Un raid casi desconocido desde Tupiza hasta Punta Arenas
Una vez más, el semanario Golfo Nuevo me sorprende con estos pequeños hallazgos de noticias que han pasado al completo olvido. Si bien en este caso no se trata de un viaje realizado por pobladores oriundos de la Patagonia, creo que es interesante por que su meta final es la Patagonia y porque su paso está documentado, al menos en lo que a Madryn respecta. En su edición del día sábado 7 de mayo de 1927, se anuncia la llegada a Puerto Madryn de Emilio Karstulorie, Federico Gutierrez, y Pedro Bermudez, quienes realizaban un raid desde Tupiza (Bolivia) hasta Punta Arenas (Chile). El raid era auspiciado por el diario La Razón, de Buenos Aires, y lo hacían a bordo de un vehículo marca Franklin enfriado por aire. La nota del diario dice que después de su paso por Puerto Lobos fueron acompañados por los señores Juan Castro, Enrique Del Pino (corresponsal de La Razón en la zona) y Santiago Fazio, quienes constataron que en el trayecto hasta Madryn tuvieron que solucionar un pinchazo en un neumático en el tiempo record de ¡2 horas y 25 minutos!. La llegada a Madryn fue fiscalizada por el Automovil Club Argentino (ACA), el presidente de la municipalidad, José Contín, y el jefe de correos, Juan Castro.
Nota publicada en el semanario Golfo Nuevo del día sábado 7 de mayo de 1927, donde se menciona el paso de los raidistas auspiciados por el diario La Razón. [Fuente: Biblioteca Municipal y Popular Domingo Faustino Sarmiento].


Más y más aventureros
No es la intención de este artículo hacer una revisión de todos los que se lanzaron a la ruta, con mayor o menor suerte, y trataron de recorrer el continente americano. Me he enfocado en algunos de los que partieron, o llegaron, a la Patagonia, o los que de alguna manera estaban relacionados con ella (es el caso de Gato y Mancha, dos caballos bien chubutenses). Sin duda me han quedado algunos afuera, pero bueno, siempre habrá oportunidad de escribir nuevas notas actualizadas y compartir más información. Simplemente quiero mencionar una hazaña similar a la de Lecea y Rebuffo, y con mayor éxito que la de Braun y Schick, que es la de los hermanos Stoessel, que entre los años 1927 y 1928 realizaron un viaje desde la localidad de Arroyo Corto, partido de Saavedra, hasta Detroit, a bordo de un Chevrolet Campeón 1927. Yendo a algo más moderno, también podríamos mencionar las andanzas de la familia Zapp en un Graham–Paige modelo 1928, que ya han recorrido los cinco continentes y aún no se detienen.

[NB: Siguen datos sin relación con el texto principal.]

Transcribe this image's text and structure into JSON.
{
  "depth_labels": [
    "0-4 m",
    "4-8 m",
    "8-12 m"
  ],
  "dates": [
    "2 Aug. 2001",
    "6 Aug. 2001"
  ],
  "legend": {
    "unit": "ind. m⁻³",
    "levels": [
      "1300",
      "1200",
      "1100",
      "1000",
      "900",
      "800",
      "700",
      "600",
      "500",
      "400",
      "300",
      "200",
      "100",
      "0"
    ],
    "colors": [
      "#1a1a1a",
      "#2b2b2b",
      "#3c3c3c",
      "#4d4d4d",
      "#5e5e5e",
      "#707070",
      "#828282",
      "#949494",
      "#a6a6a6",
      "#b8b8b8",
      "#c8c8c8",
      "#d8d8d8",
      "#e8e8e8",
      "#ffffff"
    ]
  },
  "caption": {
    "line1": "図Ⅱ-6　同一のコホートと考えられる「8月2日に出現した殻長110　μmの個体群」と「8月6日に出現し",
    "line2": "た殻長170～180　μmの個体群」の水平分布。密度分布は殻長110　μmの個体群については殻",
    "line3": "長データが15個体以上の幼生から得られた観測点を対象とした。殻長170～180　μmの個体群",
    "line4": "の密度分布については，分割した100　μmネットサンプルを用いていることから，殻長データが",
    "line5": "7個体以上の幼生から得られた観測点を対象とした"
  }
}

En este mapa se puede apreciar algunos de los lugares y fechas relacionados con las diferentes travesías comentadas a lo largo de esta nota. Cada color identifica a un grupo diferente, y los caminos mostrados no son exactos sino meramente ilustrativos. Los únicos puntos concretos son los que están identificados con nombre y, en algunos casos, también con la fecha.


Este humilde servidor está llegando al final de otra etapa en su raid personal. Creo que es un buen momento para bajar el telón y para descansar un poco. Mañana será otro día y entonces veré con que nueva nota me embarco. Como siempre, nos veremos en la próxima entrada.